If you haven't already kicked-off a project to get your website GDPR compliant, you should start now
With less than a year until it’s implementation it is essential to plan your strategy to ensure GDPR compliance now and to secure ‘buy in’ from key stakeholders in your organisation.
What’s the Difference between GDPR and the DPA (Data Protection Act)?
Even if your business is fully compliant with the DPA then there will still be some additional measures to take. Many of the principles and concepts are similar to the current Data Protection Act, however some parts are totally new where others have been enhanced.
This means in real terms you may need to put in place new procedures to deal with the GDPR’s new transparency and individuals’ rights provisions. In a large or complex business this could have significant implications for several areas including budget, IT, personnel, governance and communications. As this will affect more than one department it is essential that all staff members are aware of the changes that are due to take place and action is taken long before the deadline.

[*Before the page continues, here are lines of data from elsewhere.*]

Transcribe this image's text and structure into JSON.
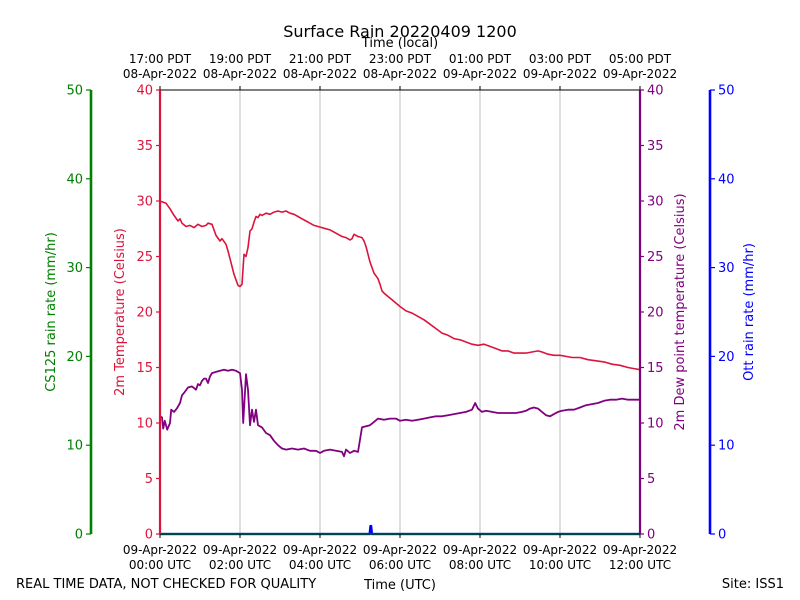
{
  "colors": {
    "temperature": "#dc143c",
    "dewpoint": "#800080",
    "cs125": "#008000",
    "ott": "#0000ff",
    "grid": "#b0b0b0",
    "cs125_trace": "#008b8b"
  },
  "chart_data": {
    "type": "line",
    "title": "Surface Rain 20220409 1200",
    "top_axis_label": "Time (local)",
    "xlabel": "Time (UTC)",
    "x_unit": "hours since 09-Apr-2022 00:00 UTC",
    "xlim": [
      0,
      12
    ],
    "xticks_utc": [
      {
        "x": 0,
        "date": "09-Apr-2022",
        "time": "00:00 UTC"
      },
      {
        "x": 2,
        "date": "09-Apr-2022",
        "time": "02:00 UTC"
      },
      {
        "x": 4,
        "date": "09-Apr-2022",
        "time": "04:00 UTC"
      },
      {
        "x": 6,
        "date": "09-Apr-2022",
        "time": "06:00 UTC"
      },
      {
        "x": 8,
        "date": "09-Apr-2022",
        "time": "08:00 UTC"
      },
      {
        "x": 10,
        "date": "09-Apr-2022",
        "time": "10:00 UTC"
      },
      {
        "x": 12,
        "date": "09-Apr-2022",
        "time": "12:00 UTC"
      }
    ],
    "xticks_local": [
      {
        "x": 0,
        "time": "17:00 PDT",
        "date": "08-Apr-2022"
      },
      {
        "x": 2,
        "time": "19:00 PDT",
        "date": "08-Apr-2022"
      },
      {
        "x": 4,
        "time": "21:00 PDT",
        "date": "08-Apr-2022"
      },
      {
        "x": 6,
        "time": "23:00 PDT",
        "date": "08-Apr-2022"
      },
      {
        "x": 8,
        "time": "01:00 PDT",
        "date": "09-Apr-2022"
      },
      {
        "x": 10,
        "time": "03:00 PDT",
        "date": "09-Apr-2022"
      },
      {
        "x": 12,
        "time": "05:00 PDT",
        "date": "09-Apr-2022"
      }
    ],
    "axes": {
      "temperature": {
        "label": "2m Temperature (Celsius)",
        "ylim": [
          0,
          40
        ],
        "ticks": [
          0,
          5,
          10,
          15,
          20,
          25,
          30,
          35,
          40
        ]
      },
      "dewpoint": {
        "label": "2m Dew point temperature (Celsius)",
        "ylim": [
          0,
          40
        ],
        "ticks": [
          0,
          5,
          10,
          15,
          20,
          25,
          30,
          35,
          40
        ]
      },
      "cs125": {
        "label": "CS125 rain rate (mm/hr)",
        "ylim": [
          0,
          50
        ],
        "ticks": [
          0,
          10,
          20,
          30,
          40,
          50
        ]
      },
      "ott": {
        "label": "Ott rain rate (mm/hr)",
        "ylim": [
          0,
          50
        ],
        "ticks": [
          0,
          10,
          20,
          30,
          40,
          50
        ]
      }
    },
    "series": [
      {
        "name": "2m Temperature",
        "axis": "temperature",
        "points": [
          [
            0,
            30
          ],
          [
            0.15,
            29.8
          ],
          [
            0.25,
            29.3
          ],
          [
            0.35,
            28.7
          ],
          [
            0.45,
            28.2
          ],
          [
            0.5,
            28.4
          ],
          [
            0.55,
            28
          ],
          [
            0.65,
            27.7
          ],
          [
            0.75,
            27.8
          ],
          [
            0.85,
            27.6
          ],
          [
            0.95,
            27.9
          ],
          [
            1.05,
            27.7
          ],
          [
            1.15,
            27.8
          ],
          [
            1.2,
            28
          ],
          [
            1.3,
            27.9
          ],
          [
            1.35,
            27.4
          ],
          [
            1.4,
            26.9
          ],
          [
            1.5,
            26.4
          ],
          [
            1.55,
            26.6
          ],
          [
            1.65,
            26.1
          ],
          [
            1.7,
            25.5
          ],
          [
            1.75,
            24.8
          ],
          [
            1.8,
            24.1
          ],
          [
            1.85,
            23.4
          ],
          [
            1.9,
            22.9
          ],
          [
            1.95,
            22.4
          ],
          [
            2.0,
            22.3
          ],
          [
            2.05,
            22.5
          ],
          [
            2.1,
            25.2
          ],
          [
            2.15,
            25.0
          ],
          [
            2.2,
            25.8
          ],
          [
            2.25,
            27.3
          ],
          [
            2.3,
            27.5
          ],
          [
            2.35,
            28.1
          ],
          [
            2.4,
            28.6
          ],
          [
            2.45,
            28.5
          ],
          [
            2.5,
            28.8
          ],
          [
            2.55,
            28.7
          ],
          [
            2.65,
            28.9
          ],
          [
            2.75,
            28.8
          ],
          [
            2.85,
            29.0
          ],
          [
            2.95,
            29.1
          ],
          [
            3.05,
            29.0
          ],
          [
            3.15,
            29.1
          ],
          [
            3.25,
            28.9
          ],
          [
            3.35,
            28.8
          ],
          [
            3.45,
            28.6
          ],
          [
            3.55,
            28.4
          ],
          [
            3.65,
            28.2
          ],
          [
            3.75,
            28.0
          ],
          [
            3.85,
            27.8
          ],
          [
            3.95,
            27.7
          ],
          [
            4.05,
            27.6
          ],
          [
            4.15,
            27.5
          ],
          [
            4.25,
            27.4
          ],
          [
            4.35,
            27.2
          ],
          [
            4.45,
            27.0
          ],
          [
            4.55,
            26.8
          ],
          [
            4.65,
            26.7
          ],
          [
            4.75,
            26.5
          ],
          [
            4.8,
            26.6
          ],
          [
            4.85,
            27.0
          ],
          [
            4.95,
            26.8
          ],
          [
            5.05,
            26.7
          ],
          [
            5.1,
            26.4
          ],
          [
            5.15,
            25.9
          ],
          [
            5.2,
            25.2
          ],
          [
            5.25,
            24.5
          ],
          [
            5.3,
            24.0
          ],
          [
            5.35,
            23.5
          ],
          [
            5.45,
            23.0
          ],
          [
            5.5,
            22.5
          ],
          [
            5.55,
            21.9
          ],
          [
            5.6,
            21.7
          ],
          [
            5.7,
            21.4
          ],
          [
            5.8,
            21.1
          ],
          [
            5.9,
            20.8
          ],
          [
            6.0,
            20.5
          ],
          [
            6.15,
            20.1
          ],
          [
            6.3,
            19.9
          ],
          [
            6.45,
            19.6
          ],
          [
            6.6,
            19.3
          ],
          [
            6.75,
            18.9
          ],
          [
            6.9,
            18.5
          ],
          [
            7.05,
            18.1
          ],
          [
            7.2,
            17.9
          ],
          [
            7.35,
            17.6
          ],
          [
            7.5,
            17.5
          ],
          [
            7.65,
            17.3
          ],
          [
            7.8,
            17.1
          ],
          [
            7.95,
            17.0
          ],
          [
            8.1,
            17.1
          ],
          [
            8.25,
            16.9
          ],
          [
            8.4,
            16.7
          ],
          [
            8.55,
            16.5
          ],
          [
            8.7,
            16.5
          ],
          [
            8.85,
            16.3
          ],
          [
            9.0,
            16.3
          ],
          [
            9.15,
            16.3
          ],
          [
            9.3,
            16.4
          ],
          [
            9.45,
            16.5
          ],
          [
            9.55,
            16.4
          ],
          [
            9.7,
            16.2
          ],
          [
            9.85,
            16.1
          ],
          [
            10.0,
            16.1
          ],
          [
            10.15,
            16.0
          ],
          [
            10.3,
            15.9
          ],
          [
            10.5,
            15.9
          ],
          [
            10.7,
            15.7
          ],
          [
            10.9,
            15.6
          ],
          [
            11.1,
            15.5
          ],
          [
            11.3,
            15.3
          ],
          [
            11.5,
            15.2
          ],
          [
            11.7,
            15.0
          ],
          [
            11.85,
            14.9
          ],
          [
            12,
            14.8
          ]
        ]
      },
      {
        "name": "2m Dew point temperature",
        "axis": "dewpoint",
        "points": [
          [
            0,
            10.6
          ],
          [
            0.05,
            10.5
          ],
          [
            0.08,
            9.5
          ],
          [
            0.12,
            10.2
          ],
          [
            0.18,
            9.4
          ],
          [
            0.25,
            10.0
          ],
          [
            0.28,
            11.2
          ],
          [
            0.35,
            11.0
          ],
          [
            0.42,
            11.3
          ],
          [
            0.5,
            11.8
          ],
          [
            0.55,
            12.5
          ],
          [
            0.62,
            12.8
          ],
          [
            0.7,
            13.2
          ],
          [
            0.8,
            13.3
          ],
          [
            0.9,
            13.0
          ],
          [
            0.95,
            13.5
          ],
          [
            1.0,
            13.4
          ],
          [
            1.05,
            13.8
          ],
          [
            1.1,
            14.0
          ],
          [
            1.15,
            14.0
          ],
          [
            1.2,
            13.6
          ],
          [
            1.25,
            14.2
          ],
          [
            1.3,
            14.5
          ],
          [
            1.4,
            14.6
          ],
          [
            1.5,
            14.7
          ],
          [
            1.6,
            14.8
          ],
          [
            1.7,
            14.7
          ],
          [
            1.8,
            14.8
          ],
          [
            1.9,
            14.7
          ],
          [
            2.0,
            14.5
          ],
          [
            2.05,
            13.0
          ],
          [
            2.08,
            10.0
          ],
          [
            2.12,
            12.5
          ],
          [
            2.15,
            14.4
          ],
          [
            2.2,
            13.0
          ],
          [
            2.25,
            9.8
          ],
          [
            2.3,
            11.2
          ],
          [
            2.35,
            10.1
          ],
          [
            2.4,
            11.2
          ],
          [
            2.45,
            9.8
          ],
          [
            2.55,
            9.6
          ],
          [
            2.65,
            9.1
          ],
          [
            2.75,
            8.9
          ],
          [
            2.85,
            8.4
          ],
          [
            2.95,
            8.0
          ],
          [
            3.05,
            7.7
          ],
          [
            3.15,
            7.6
          ],
          [
            3.3,
            7.7
          ],
          [
            3.45,
            7.6
          ],
          [
            3.6,
            7.7
          ],
          [
            3.75,
            7.5
          ],
          [
            3.9,
            7.5
          ],
          [
            4.0,
            7.3
          ],
          [
            4.1,
            7.5
          ],
          [
            4.25,
            7.6
          ],
          [
            4.4,
            7.5
          ],
          [
            4.55,
            7.4
          ],
          [
            4.6,
            7.0
          ],
          [
            4.65,
            7.6
          ],
          [
            4.75,
            7.3
          ],
          [
            4.85,
            7.5
          ],
          [
            4.95,
            7.4
          ],
          [
            5.05,
            9.6
          ],
          [
            5.15,
            9.7
          ],
          [
            5.25,
            9.8
          ],
          [
            5.35,
            10.1
          ],
          [
            5.45,
            10.4
          ],
          [
            5.6,
            10.3
          ],
          [
            5.75,
            10.4
          ],
          [
            5.9,
            10.4
          ],
          [
            6.0,
            10.2
          ],
          [
            6.15,
            10.3
          ],
          [
            6.3,
            10.2
          ],
          [
            6.45,
            10.3
          ],
          [
            6.6,
            10.4
          ],
          [
            6.75,
            10.5
          ],
          [
            6.9,
            10.6
          ],
          [
            7.05,
            10.6
          ],
          [
            7.2,
            10.7
          ],
          [
            7.35,
            10.8
          ],
          [
            7.5,
            10.9
          ],
          [
            7.65,
            11.0
          ],
          [
            7.8,
            11.2
          ],
          [
            7.88,
            11.8
          ],
          [
            7.95,
            11.3
          ],
          [
            8.05,
            11.0
          ],
          [
            8.15,
            11.1
          ],
          [
            8.3,
            11.0
          ],
          [
            8.45,
            10.9
          ],
          [
            8.6,
            10.9
          ],
          [
            8.75,
            10.9
          ],
          [
            8.9,
            10.9
          ],
          [
            9.05,
            11.0
          ],
          [
            9.15,
            11.1
          ],
          [
            9.25,
            11.3
          ],
          [
            9.35,
            11.4
          ],
          [
            9.45,
            11.3
          ],
          [
            9.55,
            11.0
          ],
          [
            9.65,
            10.7
          ],
          [
            9.75,
            10.6
          ],
          [
            9.85,
            10.8
          ],
          [
            9.95,
            11.0
          ],
          [
            10.05,
            11.1
          ],
          [
            10.2,
            11.2
          ],
          [
            10.35,
            11.2
          ],
          [
            10.5,
            11.4
          ],
          [
            10.65,
            11.6
          ],
          [
            10.8,
            11.7
          ],
          [
            10.95,
            11.8
          ],
          [
            11.1,
            12.0
          ],
          [
            11.25,
            12.1
          ],
          [
            11.4,
            12.1
          ],
          [
            11.55,
            12.2
          ],
          [
            11.7,
            12.1
          ],
          [
            11.85,
            12.1
          ],
          [
            12,
            12.1
          ]
        ]
      },
      {
        "name": "Ott rain rate",
        "axis": "ott",
        "points": [
          [
            0,
            0
          ],
          [
            5.24,
            0
          ],
          [
            5.26,
            0.9
          ],
          [
            5.28,
            0.9
          ],
          [
            5.3,
            0
          ],
          [
            12,
            0
          ]
        ]
      },
      {
        "name": "CS125 rain rate",
        "axis": "cs125",
        "points": [
          [
            0,
            0
          ],
          [
            12,
            0
          ]
        ]
      }
    ]
  },
  "footer": {
    "left": "REAL TIME DATA, NOT CHECKED FOR QUALITY",
    "right": "Site: ISS1"
  }
}
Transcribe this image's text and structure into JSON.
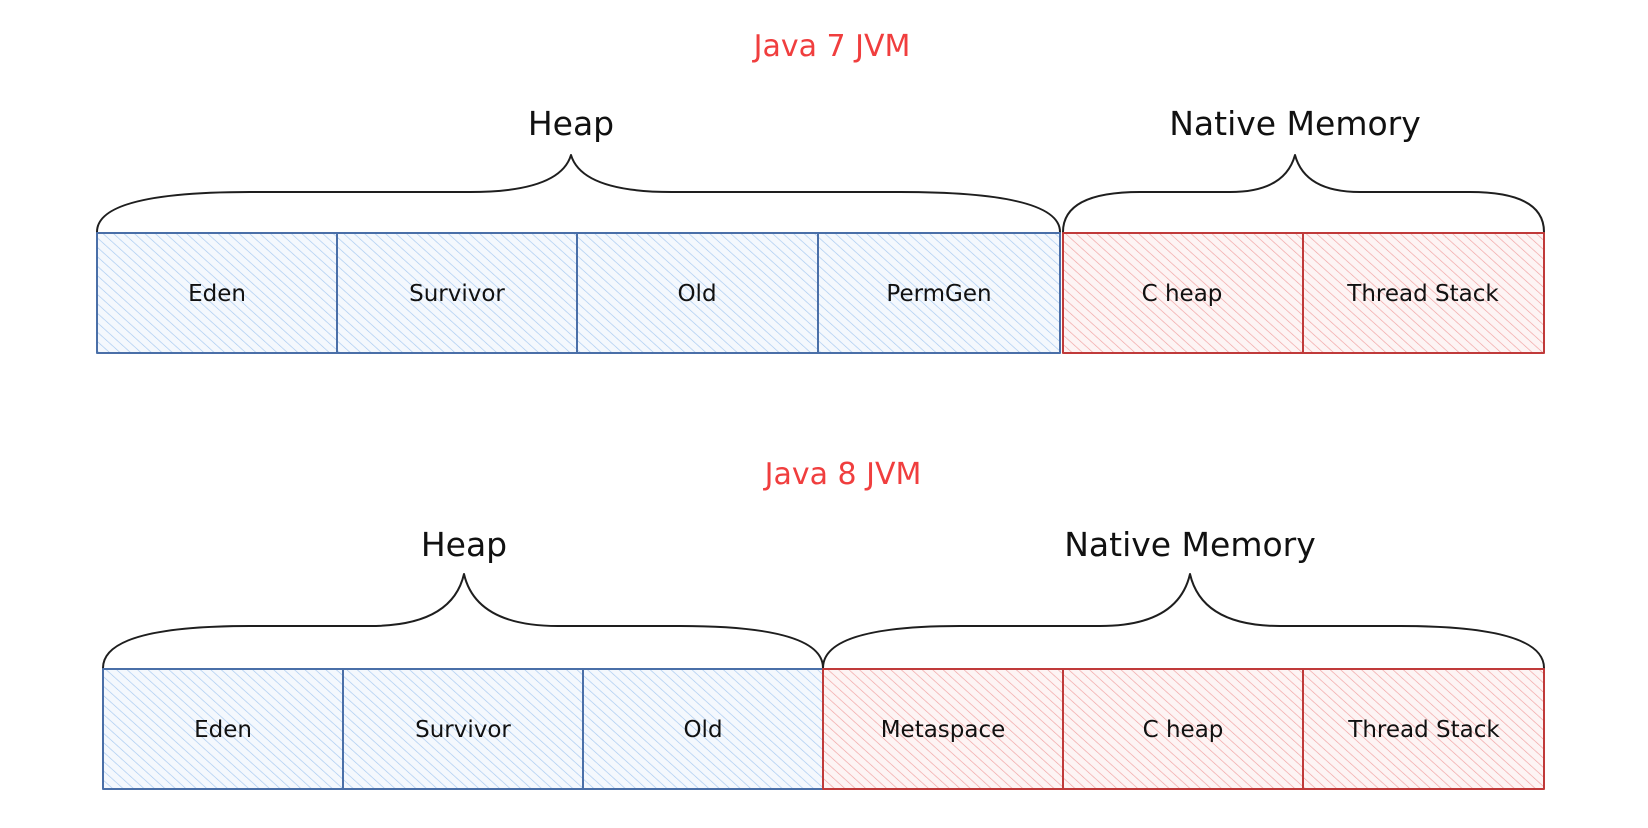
{
  "colors": {
    "title": "#f03e3e",
    "heap_stroke": "#4a6fa8",
    "heap_fill": "#a5c8f0",
    "native_stroke": "#c03a3a",
    "native_fill": "#f0a0a0",
    "text": "#111111"
  },
  "java7": {
    "title": "Java 7 JVM",
    "heap": {
      "label": "Heap",
      "cells": [
        "Eden",
        "Survivor",
        "Old",
        "PermGen"
      ]
    },
    "native": {
      "label": "Native Memory",
      "cells": [
        "C heap",
        "Thread Stack"
      ]
    }
  },
  "java8": {
    "title": "Java 8 JVM",
    "heap": {
      "label": "Heap",
      "cells": [
        "Eden",
        "Survivor",
        "Old"
      ]
    },
    "native": {
      "label": "Native Memory",
      "cells": [
        "Metaspace",
        "C heap",
        "Thread Stack"
      ]
    }
  }
}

Full details of the measures required can be found on the Information Commissioner’s office website but we’ve looked at some of the points relating to your website below:
What changes might I need on my website?
1) GDPR requires you state your lawful basis for processing the data, your data retention periods and that individuals have a right to complain to the ICO - meaning your privacy notice will need to be updated on your site. Start with a Data Flow Audit of personally identifiable information (PII) and map out the flow from your website to it's database and other systems.
2) You need to have procedures in place to allow for deleting personal data and providing it in an electronic format that is commonly used. This will need to be done free of charge so needs to be performed as efficiently as possible. In our experience clients often have data stored in many different systems, so careful planning on how to achieve this is important.
3) The right to data portability - This applies to personal data that an individual has provided to a controller; where the processing is based on the individual’s consent or for the performance of a contract; and when processing is automated. It allows them to move, copy or transfer personal data easily from one IT environment to another in a safe and secure way, without affecting usability - if your site doesn’t already allow quick downloading of your clients’ account transactions (for example) then this will need to be rectified.
4) The right not to be subject to automated decision-making including profiling. As many of the insurance industry use this for underwriting this could mean a longer process of obtaining specific consent for the use of automated decision-making - something which will need to be added to the site as part of the online buying journey.
5) Consent - Consent must be freely given, specific, informed and unambiguous. There must be a positive opt-in. Consent cannot be inferred from silence, pre-ticked boxes or inactivity. If your site says ‘if you do not consent please tick this box’ or assumes consent unless advised otherwise then this will need to be changed.